Cancer stem cell subpopulations in primary colon adenocarcinoma.

Aims: The cancer stem cell concept proposes that tumor growth and recurrence is driven by a small population of cancer stem cells (CSCs). In this study we investigated the expression of induced-pluripotent stem cell (iPSC) markers and their localization in primary low-grade adenocarcinoma (LGCA) and high-grade adenocarcinoma (HGCA) and their patient-matched normal colon samples.
Materials and Methods: Transcription and translation of iPSC markers OCT4, SOX2, NANOG, KLF4 and c-MYC were investigated using immunohistochemical (IHC) staining, RT-qPCR and in-situ hybridization (ISH).
Results: All five iPSC markers were detected at the transcriptional and translational levels. Protein abundance was found to be correlated with tumor grade. Based on their protein expression within the tumors, two sub-populations of cells were identified: a NANOG+/OCT4- epithelial subpopulation and an OCT4+/NANOG- stromal subpopulation. All cases were accurately graded based on four pieces of iPSC marker-related data.

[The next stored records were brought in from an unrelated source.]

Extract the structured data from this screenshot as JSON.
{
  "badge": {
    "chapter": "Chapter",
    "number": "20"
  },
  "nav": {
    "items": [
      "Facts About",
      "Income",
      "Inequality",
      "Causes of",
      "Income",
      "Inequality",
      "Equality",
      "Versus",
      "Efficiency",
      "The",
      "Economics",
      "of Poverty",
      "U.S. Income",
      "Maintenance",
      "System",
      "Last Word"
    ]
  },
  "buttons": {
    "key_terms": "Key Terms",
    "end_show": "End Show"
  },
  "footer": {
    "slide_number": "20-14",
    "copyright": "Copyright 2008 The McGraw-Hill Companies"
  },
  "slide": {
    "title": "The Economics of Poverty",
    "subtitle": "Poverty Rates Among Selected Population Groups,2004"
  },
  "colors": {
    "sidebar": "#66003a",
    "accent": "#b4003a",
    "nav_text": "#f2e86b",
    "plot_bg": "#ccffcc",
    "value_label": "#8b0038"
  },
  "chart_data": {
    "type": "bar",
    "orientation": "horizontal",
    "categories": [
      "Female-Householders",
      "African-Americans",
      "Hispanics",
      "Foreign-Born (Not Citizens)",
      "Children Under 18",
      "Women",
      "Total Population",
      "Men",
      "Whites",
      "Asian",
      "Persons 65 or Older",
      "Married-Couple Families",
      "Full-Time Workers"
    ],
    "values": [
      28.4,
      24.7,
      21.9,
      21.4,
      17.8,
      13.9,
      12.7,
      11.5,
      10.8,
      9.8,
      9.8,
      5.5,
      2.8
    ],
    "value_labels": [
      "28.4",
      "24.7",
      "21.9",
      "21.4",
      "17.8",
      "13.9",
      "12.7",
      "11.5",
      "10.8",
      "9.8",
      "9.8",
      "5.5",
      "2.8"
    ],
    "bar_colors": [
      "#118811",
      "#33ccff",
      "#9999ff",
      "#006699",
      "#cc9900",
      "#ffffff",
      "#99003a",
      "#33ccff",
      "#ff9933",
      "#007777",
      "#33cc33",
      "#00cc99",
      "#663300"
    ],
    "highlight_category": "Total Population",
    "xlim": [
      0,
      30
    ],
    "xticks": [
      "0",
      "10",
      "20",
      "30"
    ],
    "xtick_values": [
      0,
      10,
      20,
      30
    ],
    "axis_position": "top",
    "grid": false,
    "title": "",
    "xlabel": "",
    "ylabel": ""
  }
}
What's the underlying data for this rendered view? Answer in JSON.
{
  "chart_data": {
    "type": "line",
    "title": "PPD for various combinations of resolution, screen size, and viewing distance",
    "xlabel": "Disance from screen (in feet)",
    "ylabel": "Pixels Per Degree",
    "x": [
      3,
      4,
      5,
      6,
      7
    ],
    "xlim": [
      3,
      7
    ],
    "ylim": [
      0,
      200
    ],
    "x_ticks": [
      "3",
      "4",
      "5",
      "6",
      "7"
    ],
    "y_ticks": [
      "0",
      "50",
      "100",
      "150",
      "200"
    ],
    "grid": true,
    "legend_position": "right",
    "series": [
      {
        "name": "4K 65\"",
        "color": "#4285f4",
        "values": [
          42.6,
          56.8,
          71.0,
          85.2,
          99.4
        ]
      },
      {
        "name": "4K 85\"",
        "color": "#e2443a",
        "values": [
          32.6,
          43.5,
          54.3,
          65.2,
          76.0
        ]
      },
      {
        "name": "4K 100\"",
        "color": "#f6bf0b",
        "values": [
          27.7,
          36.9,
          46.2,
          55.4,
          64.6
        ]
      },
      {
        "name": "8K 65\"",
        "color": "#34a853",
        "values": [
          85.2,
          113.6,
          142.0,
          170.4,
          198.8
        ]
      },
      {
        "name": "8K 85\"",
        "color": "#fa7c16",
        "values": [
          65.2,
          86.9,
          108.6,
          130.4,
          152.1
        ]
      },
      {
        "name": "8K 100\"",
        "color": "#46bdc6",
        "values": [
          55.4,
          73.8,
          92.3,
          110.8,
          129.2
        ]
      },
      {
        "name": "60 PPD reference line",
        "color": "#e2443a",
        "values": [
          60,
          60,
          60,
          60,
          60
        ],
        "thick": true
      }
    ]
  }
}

Conclusions: This study suggests the presence of two putative sub-populations of CSCs: a NANOG+/OCT4- epithelial subpopulation and an OCT4+/NANOG- stromal subpopulation. Normal colon, LGCA and HGCA could be accurately distinguished from one another using iPSC marker expression. Once validated, novel combinations of iPSC markers may provide diagnostic and prognostic value to help guide patient management.
Competing Interests: The authors declare that the research was conducted in the absence of any commercial or financial relationships that could be construed as a potential conflict of interest. TI and STT are inventors of the provisional patents Cancer Diagnosis and Therapy (PCT/NZ2015/050108) and Cancer Therapeutic (PCT/NZ2018/050006), and provisional patent application Novel Pharmaceutical Compositions for Cancer Therapy (US/62/711709).